The absence of fraud in the exequatur of a foreign judgment: a strictly applied condition
Among the three common law conditions necessary to obtain the exequatur of a foreign judgment, established by the Cornelissen jurisprudence, the absence of fraud in obtaining the foreign judgment must be interpreted strictly. This is what the Court of Cassation recently recalled in two cases handled by our firm.
Defendants in an exequatur proceeding tend to include more diverse arguments than others in the fraud argument, tending to consider it as what Professor Bernard Audit once referred to as a “catch-all condition,” that is to say, very broad, to oppose the exequatur of a foreign judgment. Consequently, it happens, unfortunately or fortunately depending on which side of the bar one is on, that lower court judges (tribunal de grande instance or court of appeal) reject an exequatur request for alleged fraud to the judgment or to the law, while fraud in exequatur must, according to the Court of Cassation, be assessed strictly.
When the applicant for exequatur fails in the first instance and/or on appeal because the lower court judge has found fraud in the exequatur request, an appeal in cassation constitutes the so-called extraordinary remedy that should be seriously considered.
In a first case in which we requested, for our client, the exequatur of a judgment rendered in Israel, it was refused by the tribunal de grande instance and then by the court of appeal due to an alleged fraud in obtaining the foreign judicial decision. We had encouraged our client to file an appeal in cassation against the appeal ruling, given that the definition of fraud retained by the latter did not correspond to the positive law of the Court of Cassation.
The Court of Cassation quashed the appeal ruling under Article 3 of the Civil Code and Article 509 of the Code of Civil Procedure (the basic text for exequatur procedure):
“In view of Articles 3 of the Civil Code and 509 of the Code of Civil Procedure; Whereas, to reject the request, the ruling holds that it constitutes fraud to obtain a decision abroad with the prospect of invoking it later in France when no French judge would have rendered a decision to that effect; Whereas by so ruling, while the dispute presented characterized links with Israel due to the dual French and Israeli nationality of Mr.

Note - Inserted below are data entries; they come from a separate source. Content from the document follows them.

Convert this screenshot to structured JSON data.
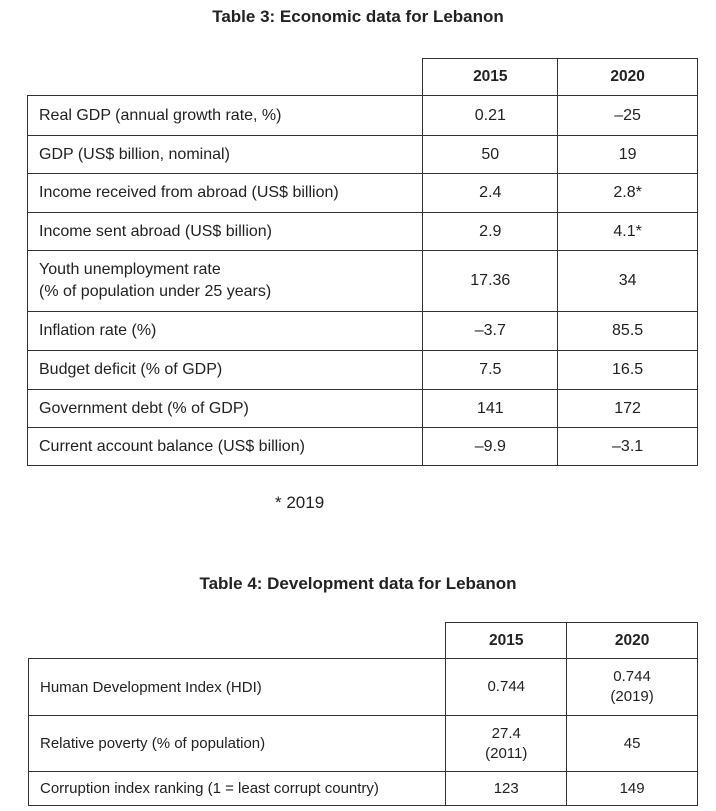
{
  "table3": {
    "title": "Table 3: Economic data for Lebanon",
    "columns": [
      "2015",
      "2020"
    ],
    "rows": [
      {
        "label": "Real GDP (annual growth rate, %)",
        "v2015": "0.21",
        "v2020": "–25"
      },
      {
        "label": "GDP (US$ billion, nominal)",
        "v2015": "50",
        "v2020": "19"
      },
      {
        "label": "Income received from abroad (US$ billion)",
        "v2015": "2.4",
        "v2020": "2.8*"
      },
      {
        "label": "Income sent abroad (US$ billion)",
        "v2015": "2.9",
        "v2020": "4.1*"
      },
      {
        "label": "Youth unemployment rate",
        "label2": "(% of population under 25 years)",
        "v2015": "17.36",
        "v2020": "34"
      },
      {
        "label": "Inflation rate (%)",
        "v2015": "–3.7",
        "v2020": "85.5"
      },
      {
        "label": "Budget deficit (% of GDP)",
        "v2015": "7.5",
        "v2020": "16.5"
      },
      {
        "label": "Government debt (% of GDP)",
        "v2015": "141",
        "v2020": "172"
      },
      {
        "label": "Current account balance (US$ billion)",
        "v2015": "–9.9",
        "v2020": "–3.1"
      }
    ],
    "footnote": "* 2019"
  },
  "table4": {
    "title": "Table 4: Development data for Lebanon",
    "columns": [
      "2015",
      "2020"
    ],
    "rows": [
      {
        "label": "Human Development Index (HDI)",
        "v2015": "0.744",
        "v2020": "0.744",
        "v2020_note": "(2019)"
      },
      {
        "label": "Relative poverty (% of population)",
        "v2015": "27.4",
        "v2015_note": "(2011)",
        "v2020": "45"
      },
      {
        "label": "Corruption index ranking (1 = least corrupt country)",
        "v2015": "123",
        "v2020": "149"
      }
    ]
  }
}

X and the latter had not seized the foreign jurisdiction to thwart a decision or a procedure initiated in France, the court of appeal violated the aforementioned texts.” (Cass. Civ. 1st, May 4, 2017, no. 16-13645, published in the bulletin)
Our firm subsequently obtained the exequatur of the Israeli judgment before the referral court of appeal seized after the cassation.

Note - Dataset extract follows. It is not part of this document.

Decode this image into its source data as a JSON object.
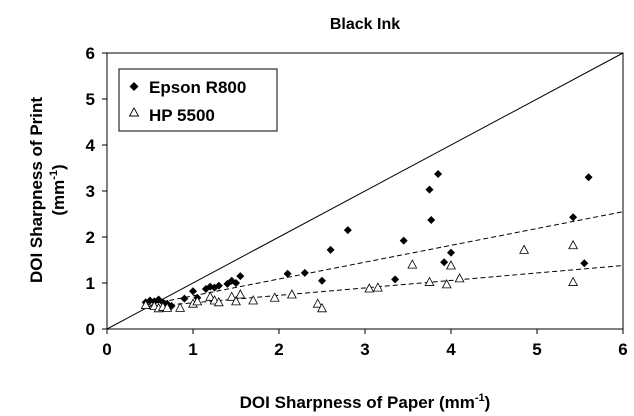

In a second case, the tribunal de grande instance and then the court of appeal had successively rejected our client’s exequatur request concerning an adoption judgment rendered in the Comoros. Seized of an appeal, the Court of Cassation quashed the decision of the court of appeal in its ruling of October 3, 2019 (no. 18-21843):
“In view of Articles 509 of the Code of Civil Procedure and 370-5 of the Civil Code; Whereas, according to the contested ruling and the documents of the procedure, after having obtained the exequatur of a Comorian judgment delegating to her the attributes of parental authority over the child F… Y…, Ms. T… requested the exequatur of a Comorian judgment rendered previously, pronouncing the simple adoption of the same child; Whereas, to reject her request, after stating that Comorian law does not know the institution of adoption as understood by French law, the ruling holds that the Comorian judgment could only produce the effects of a delegation of parental authority and constituted, as a disguised adoption, a fraud to the law; Whereas by so ruling, without characterizing the existence of a fraud to the law which would have consisted for Ms. T…, by exploiting the resources of private international law, in evading the applicable standard, to obtain the benefit of a rule of law to which she could not claim, the court of appeal violated the aforementioned texts.”

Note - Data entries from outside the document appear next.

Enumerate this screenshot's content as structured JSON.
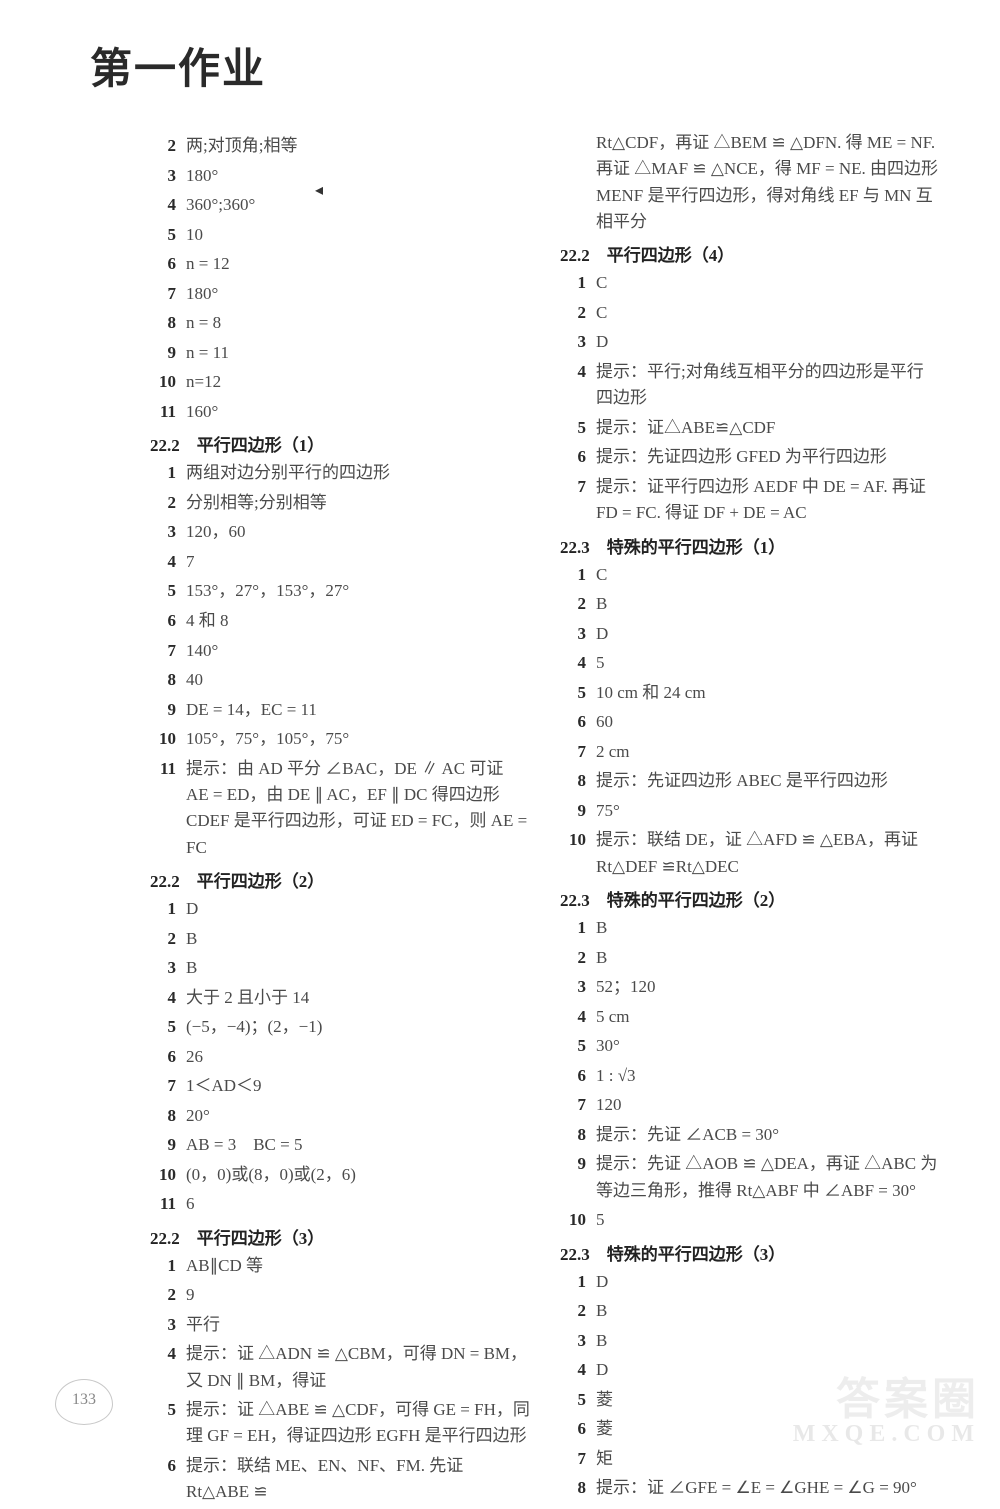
{
  "page_title": "第一作业",
  "page_number": "133",
  "marker_glyph": "◂",
  "watermark_main": "答案圈",
  "watermark_sub": "MXQE.COM",
  "left": {
    "s1_items": [
      {
        "n": "2",
        "t": "两;对顶角;相等"
      },
      {
        "n": "3",
        "t": "180°"
      },
      {
        "n": "4",
        "t": "360°;360°"
      },
      {
        "n": "5",
        "t": "10"
      },
      {
        "n": "6",
        "t": "n = 12"
      },
      {
        "n": "7",
        "t": "180°"
      },
      {
        "n": "8",
        "t": "n = 8"
      },
      {
        "n": "9",
        "t": "n = 11"
      },
      {
        "n": "10",
        "t": "n=12"
      },
      {
        "n": "11",
        "t": "160°"
      }
    ],
    "s2_head": "22.2　平行四边形（1）",
    "s2_items": [
      {
        "n": "1",
        "t": "两组对边分别平行的四边形"
      },
      {
        "n": "2",
        "t": "分别相等;分别相等"
      },
      {
        "n": "3",
        "t": "120，60"
      },
      {
        "n": "4",
        "t": "7"
      },
      {
        "n": "5",
        "t": "153°，27°，153°，27°"
      },
      {
        "n": "6",
        "t": "4 和 8"
      },
      {
        "n": "7",
        "t": "140°"
      },
      {
        "n": "8",
        "t": "40"
      },
      {
        "n": "9",
        "t": "DE = 14，EC = 11"
      },
      {
        "n": "10",
        "t": "105°，75°，105°，75°"
      },
      {
        "n": "11",
        "t": "提示：由 AD 平分 ∠BAC，DE ∥ AC 可证 AE = ED，由 DE ∥ AC，EF ∥ DC 得四边形 CDEF 是平行四边形，可证 ED = FC，则 AE = FC"
      }
    ],
    "s3_head": "22.2　平行四边形（2）",
    "s3_items": [
      {
        "n": "1",
        "t": "D"
      },
      {
        "n": "2",
        "t": "B"
      },
      {
        "n": "3",
        "t": "B"
      },
      {
        "n": "4",
        "t": "大于 2 且小于 14"
      },
      {
        "n": "5",
        "t": "(−5，−4)；(2，−1)"
      },
      {
        "n": "6",
        "t": "26"
      },
      {
        "n": "7",
        "t": "1＜AD＜9"
      },
      {
        "n": "8",
        "t": "20°"
      },
      {
        "n": "9",
        "t": "AB = 3　BC = 5"
      },
      {
        "n": "10",
        "t": "(0，0)或(8，0)或(2，6)"
      },
      {
        "n": "11",
        "t": "6"
      }
    ],
    "s4_head": "22.2　平行四边形（3）",
    "s4_items": [
      {
        "n": "1",
        "t": "AB∥CD 等"
      },
      {
        "n": "2",
        "t": "9"
      },
      {
        "n": "3",
        "t": "平行"
      },
      {
        "n": "4",
        "t": "提示：证 △ADN ≌ △CBM，可得 DN = BM，又 DN ∥ BM，得证"
      },
      {
        "n": "5",
        "t": "提示：证 △ABE ≌ △CDF，可得 GE = FH，同理 GF = EH，得证四边形 EGFH 是平行四边形"
      },
      {
        "n": "6",
        "t": "提示：联结 ME、EN、NF、FM. 先证 Rt△ABE ≌"
      }
    ]
  },
  "right": {
    "cont": "Rt△CDF，再证 △BEM ≌ △DFN. 得 ME = NF. 再证 △MAF ≌ △NCE，得 MF = NE. 由四边形 MENF 是平行四边形，得对角线 EF 与 MN 互相平分",
    "s1_head": "22.2　平行四边形（4）",
    "s1_items": [
      {
        "n": "1",
        "t": "C"
      },
      {
        "n": "2",
        "t": "C"
      },
      {
        "n": "3",
        "t": "D"
      },
      {
        "n": "4",
        "t": "提示：平行;对角线互相平分的四边形是平行四边形"
      },
      {
        "n": "5",
        "t": "提示：证△ABE≌△CDF"
      },
      {
        "n": "6",
        "t": "提示：先证四边形 GFED 为平行四边形"
      },
      {
        "n": "7",
        "t": "提示：证平行四边形 AEDF 中 DE = AF. 再证 FD = FC. 得证 DF + DE = AC"
      }
    ],
    "s2_head": "22.3　特殊的平行四边形（1）",
    "s2_items": [
      {
        "n": "1",
        "t": "C"
      },
      {
        "n": "2",
        "t": "B"
      },
      {
        "n": "3",
        "t": "D"
      },
      {
        "n": "4",
        "t": "5"
      },
      {
        "n": "5",
        "t": "10 cm 和 24 cm"
      },
      {
        "n": "6",
        "t": "60"
      },
      {
        "n": "7",
        "t": "2 cm"
      },
      {
        "n": "8",
        "t": "提示：先证四边形 ABEC 是平行四边形"
      },
      {
        "n": "9",
        "t": "75°"
      },
      {
        "n": "10",
        "t": "提示：联结 DE，证 △AFD ≌ △EBA，再证 Rt△DEF ≌Rt△DEC"
      }
    ],
    "s3_head": "22.3　特殊的平行四边形（2）",
    "s3_items": [
      {
        "n": "1",
        "t": "B"
      },
      {
        "n": "2",
        "t": "B"
      },
      {
        "n": "3",
        "t": "52；120"
      },
      {
        "n": "4",
        "t": "5 cm"
      },
      {
        "n": "5",
        "t": "30°"
      },
      {
        "n": "6",
        "t": "1 : √3"
      },
      {
        "n": "7",
        "t": "120"
      },
      {
        "n": "8",
        "t": "提示：先证 ∠ACB = 30°"
      },
      {
        "n": "9",
        "t": "提示：先证 △AOB ≌ △DEA，再证 △ABC 为等边三角形，推得 Rt△ABF 中 ∠ABF = 30°"
      },
      {
        "n": "10",
        "t": "5"
      }
    ],
    "s4_head": "22.3　特殊的平行四边形（3）",
    "s4_items": [
      {
        "n": "1",
        "t": "D"
      },
      {
        "n": "2",
        "t": "B"
      },
      {
        "n": "3",
        "t": "B"
      },
      {
        "n": "4",
        "t": "D"
      },
      {
        "n": "5",
        "t": "菱"
      },
      {
        "n": "6",
        "t": "菱"
      },
      {
        "n": "7",
        "t": "矩"
      },
      {
        "n": "8",
        "t": "提示：证 ∠GFE = ∠E = ∠GHE = ∠G = 90°"
      }
    ]
  }
}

In summary, fraud in the exequatur procedure cannot in positive law be retained by the lower courts unless the party obtained a judgment abroad to invoke it subsequently in France when a French court would not have rendered a decision to that effect (fraud to the judgment), or benefited from a law to which they were not entitled (fraud to the law). These two hypotheses are the only ones that the lower court judge can retain to refuse the exequatur of a foreign judgment for fraud.
Apart from these two relatively rare cases of fraud, the control of the exequatur judge will focus on the other two conditions thereof: the indirect international competence of the foreign court, on the one hand, and the respect for public policy by the foreign judgment, on the other hand. In case of any other interpretation of fraud by the lower court judge, an appeal in cassation must be considered in order to win the case.